Luego de un trabajo conjunto entre el CTI de la Fiscalía y la Policía Nacional, fueron capturados un fiscal de la seccional de Cali, Valle del Cauca, así como un abogado penalista, quienes según la investigación habrían concertado con otros funcionarios judiciales dilatar e impedir que avanzara un proceso por homicidio y secuestro.
De acuerdo con las autoridades, el fiscal capturado habría recibido 100 millones de pesos de la persona interesada en frenar la investigación en su contra. Estas maniobras ilegales se habrían presentado entre diciembre de 2019 y enero de 2020.
Un fiscal adscrito al #CTI presentará a los dos detenidos ante un juez de control de garantías y les imputará los delitos de cohecho y soborno en la actuación penal. Las maniobras ilegales presuntamente ocurrieron entre diciembre de 2019 y enero de 2020. pic.twitter.com/6eSiBPPeTn
— Fiscalía Colombia (@FiscaliaCol) March 11, 2021
Por lo tanto, un fiscal adscrito al CTI de la Fiscalía presentará a los dos detenidos ante un juez de control de garantías y les imputará los delitos de cohecho y soborno en la actuación penal.
“Las acciones investigativas dispuestas por el fiscal general de la nación, Francisco Barbosa Delgado, para poner en evidencia los actos de corrupción y lograr la judicialización de los responsables también avanzan para garantizar transparencia y legalidad en el desempeño de los funcionarios de la entidad”, señaló la Fiscalía General de la Nación.

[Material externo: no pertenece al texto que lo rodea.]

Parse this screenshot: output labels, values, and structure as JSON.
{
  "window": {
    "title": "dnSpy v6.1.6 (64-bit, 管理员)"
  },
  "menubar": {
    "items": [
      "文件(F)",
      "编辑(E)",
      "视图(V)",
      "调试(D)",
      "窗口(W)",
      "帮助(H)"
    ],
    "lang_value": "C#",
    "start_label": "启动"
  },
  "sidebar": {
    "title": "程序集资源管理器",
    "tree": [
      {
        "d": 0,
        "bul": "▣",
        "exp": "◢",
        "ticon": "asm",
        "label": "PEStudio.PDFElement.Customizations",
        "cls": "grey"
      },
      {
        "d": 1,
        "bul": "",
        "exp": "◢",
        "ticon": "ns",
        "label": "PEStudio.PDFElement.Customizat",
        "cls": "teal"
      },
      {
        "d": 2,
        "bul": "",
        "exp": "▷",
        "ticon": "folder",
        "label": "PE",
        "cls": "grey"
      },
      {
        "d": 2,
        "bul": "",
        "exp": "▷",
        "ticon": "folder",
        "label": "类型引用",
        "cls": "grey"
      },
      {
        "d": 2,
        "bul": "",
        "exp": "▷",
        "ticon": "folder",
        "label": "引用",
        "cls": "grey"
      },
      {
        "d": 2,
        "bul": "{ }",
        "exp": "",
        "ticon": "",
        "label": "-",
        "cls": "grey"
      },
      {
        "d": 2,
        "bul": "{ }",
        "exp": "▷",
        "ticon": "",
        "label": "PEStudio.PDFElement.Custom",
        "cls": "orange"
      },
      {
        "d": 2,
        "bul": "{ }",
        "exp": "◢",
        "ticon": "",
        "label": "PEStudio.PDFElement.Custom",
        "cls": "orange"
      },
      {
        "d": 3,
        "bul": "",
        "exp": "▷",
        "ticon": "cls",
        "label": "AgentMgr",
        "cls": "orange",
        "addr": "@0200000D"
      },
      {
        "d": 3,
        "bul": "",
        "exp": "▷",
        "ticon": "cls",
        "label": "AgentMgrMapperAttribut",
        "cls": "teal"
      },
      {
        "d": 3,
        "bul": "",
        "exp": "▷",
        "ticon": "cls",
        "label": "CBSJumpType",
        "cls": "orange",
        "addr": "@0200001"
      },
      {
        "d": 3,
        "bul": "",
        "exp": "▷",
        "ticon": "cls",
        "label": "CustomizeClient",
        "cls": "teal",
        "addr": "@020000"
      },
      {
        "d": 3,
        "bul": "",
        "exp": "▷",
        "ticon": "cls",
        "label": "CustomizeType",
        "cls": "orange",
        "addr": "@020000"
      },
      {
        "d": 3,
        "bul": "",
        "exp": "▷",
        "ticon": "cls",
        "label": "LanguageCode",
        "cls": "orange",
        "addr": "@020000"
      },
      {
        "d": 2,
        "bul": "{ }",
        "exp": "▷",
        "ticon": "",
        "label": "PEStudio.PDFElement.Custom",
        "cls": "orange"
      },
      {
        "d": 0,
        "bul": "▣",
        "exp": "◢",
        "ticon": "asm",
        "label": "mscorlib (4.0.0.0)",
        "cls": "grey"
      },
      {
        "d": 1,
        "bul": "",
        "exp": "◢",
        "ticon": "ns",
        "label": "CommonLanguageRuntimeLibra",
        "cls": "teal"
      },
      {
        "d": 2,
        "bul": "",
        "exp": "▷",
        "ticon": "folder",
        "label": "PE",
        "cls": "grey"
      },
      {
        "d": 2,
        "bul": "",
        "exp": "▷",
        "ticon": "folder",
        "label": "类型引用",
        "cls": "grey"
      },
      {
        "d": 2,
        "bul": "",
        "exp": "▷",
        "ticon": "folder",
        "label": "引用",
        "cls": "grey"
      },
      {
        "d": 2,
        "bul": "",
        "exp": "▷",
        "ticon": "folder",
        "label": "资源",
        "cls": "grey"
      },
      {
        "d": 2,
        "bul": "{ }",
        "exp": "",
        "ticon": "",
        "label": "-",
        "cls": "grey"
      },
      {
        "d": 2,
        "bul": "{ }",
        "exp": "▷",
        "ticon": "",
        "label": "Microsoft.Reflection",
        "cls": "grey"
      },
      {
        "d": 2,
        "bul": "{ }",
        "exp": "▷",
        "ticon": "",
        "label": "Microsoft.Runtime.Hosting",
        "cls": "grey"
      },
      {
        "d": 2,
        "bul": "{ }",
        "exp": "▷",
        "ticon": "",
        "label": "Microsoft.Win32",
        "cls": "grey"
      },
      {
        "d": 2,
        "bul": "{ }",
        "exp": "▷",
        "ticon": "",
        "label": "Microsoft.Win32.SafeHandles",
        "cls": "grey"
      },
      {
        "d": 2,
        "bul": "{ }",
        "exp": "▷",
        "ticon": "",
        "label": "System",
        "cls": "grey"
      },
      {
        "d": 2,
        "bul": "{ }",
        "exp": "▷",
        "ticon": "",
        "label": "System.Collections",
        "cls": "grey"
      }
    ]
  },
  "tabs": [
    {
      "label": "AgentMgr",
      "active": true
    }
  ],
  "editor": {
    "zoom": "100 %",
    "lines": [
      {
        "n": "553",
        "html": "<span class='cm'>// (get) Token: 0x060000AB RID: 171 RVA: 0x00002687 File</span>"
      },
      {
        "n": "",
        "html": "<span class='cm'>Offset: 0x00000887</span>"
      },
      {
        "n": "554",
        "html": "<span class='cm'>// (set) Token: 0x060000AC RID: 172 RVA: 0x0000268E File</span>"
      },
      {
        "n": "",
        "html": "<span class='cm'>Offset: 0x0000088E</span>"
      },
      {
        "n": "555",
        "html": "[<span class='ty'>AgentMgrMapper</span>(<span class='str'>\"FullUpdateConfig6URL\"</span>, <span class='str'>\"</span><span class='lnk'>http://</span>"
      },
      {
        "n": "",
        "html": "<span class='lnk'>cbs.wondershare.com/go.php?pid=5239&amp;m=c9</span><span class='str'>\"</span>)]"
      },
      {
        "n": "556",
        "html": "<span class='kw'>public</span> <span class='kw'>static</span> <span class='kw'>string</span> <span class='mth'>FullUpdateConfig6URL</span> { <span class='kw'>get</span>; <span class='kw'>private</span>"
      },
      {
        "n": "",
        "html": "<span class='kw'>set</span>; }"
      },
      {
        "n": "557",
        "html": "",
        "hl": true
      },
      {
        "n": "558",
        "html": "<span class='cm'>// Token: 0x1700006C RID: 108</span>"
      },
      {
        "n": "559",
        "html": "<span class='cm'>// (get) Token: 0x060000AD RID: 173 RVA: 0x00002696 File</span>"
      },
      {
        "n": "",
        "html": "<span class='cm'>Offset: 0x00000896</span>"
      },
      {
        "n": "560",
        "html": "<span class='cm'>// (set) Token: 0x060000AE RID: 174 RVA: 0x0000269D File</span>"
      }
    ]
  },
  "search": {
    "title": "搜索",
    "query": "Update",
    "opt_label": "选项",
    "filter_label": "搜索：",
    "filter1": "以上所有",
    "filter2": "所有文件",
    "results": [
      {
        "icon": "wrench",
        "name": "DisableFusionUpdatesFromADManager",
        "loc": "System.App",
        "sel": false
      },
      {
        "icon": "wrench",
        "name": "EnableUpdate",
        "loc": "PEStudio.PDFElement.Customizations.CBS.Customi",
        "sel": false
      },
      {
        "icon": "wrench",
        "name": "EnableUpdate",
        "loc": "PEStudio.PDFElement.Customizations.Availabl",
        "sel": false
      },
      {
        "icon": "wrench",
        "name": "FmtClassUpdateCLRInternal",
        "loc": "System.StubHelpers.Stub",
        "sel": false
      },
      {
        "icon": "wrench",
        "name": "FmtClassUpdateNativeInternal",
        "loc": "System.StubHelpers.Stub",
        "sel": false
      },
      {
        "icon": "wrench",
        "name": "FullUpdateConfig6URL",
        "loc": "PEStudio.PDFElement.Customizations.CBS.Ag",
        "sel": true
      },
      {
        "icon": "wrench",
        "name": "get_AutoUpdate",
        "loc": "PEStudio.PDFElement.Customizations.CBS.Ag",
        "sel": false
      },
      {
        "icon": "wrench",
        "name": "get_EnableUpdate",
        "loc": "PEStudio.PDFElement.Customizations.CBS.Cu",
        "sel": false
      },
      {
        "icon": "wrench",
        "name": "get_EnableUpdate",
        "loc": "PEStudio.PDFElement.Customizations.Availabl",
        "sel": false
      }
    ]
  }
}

Entre tanto, desde Cali, Barbosa se pronunció sobre los hechos mencionados anteriormente, advirtiendo que no permitirá que funcionarios corruptos hagan parte de la entidad.
“Esta lucha frontal contra la corrupción tanto fuera de la entidad como dentro es un eje transversal de nuestra acción. No vamos a permitir que funcionarios que trabajan en la Fiscalía General de la Nación deshonren la institución”, dijo.

Y es que los casos de corrupción también permearon recientemente a la Policía Nacional. La semana pasada, en el municipio antioqueño de Barbosa, diez policías fueron capturados por estar involucrados en presuntos hechos ilícitos.
El comandante de la Policía Metropolitana del Valle de Aburrá, el general Pablo Ferney Ruiz Garzón, indicó que ocho de los capturados pertenecían a su jurisdicción y prestaban servicio en la subestación El Hatillo de la Estación Barbosa; entre tanto, los otros dos uniformados estaban adscritos a la Policía Antioquia y a la Policía del Valle del Cauca.
Los capturados fueron acusados de los delitos de peculado por apropiación, fraude procesal y concusión, así como concierto para delinquir, pues según la investigación habrían recibido dinero para retrasar procesos y no intervenir en delitos de tráfico ilegal de maderas.
Según publicó el diario El Colombiano, el oficial Ruiz Garzón dijo que “en los mismos hechos participaron otros dos agentes, pero ambos fueron retirados de la institución con anterioridad”, aunque no reveló los detalles precisos sobre estos dos policías.

El comandante aprovechó para insistir en que desde su división rechazan “de plano cualquier acto de corrupción y actuaremos con contundencia con el ánimo de mostrarle a la ciudadanía la transparencia institucional, y garantizar y restablecer la credibilidad y confianza de todos los ciudadanos’”.
El pasado cuatro de diciembre, las autoridades del área metropolitana del Valle de Aburrá informaron de la captura de 23 policías que prestaban servicio en la estación Belén.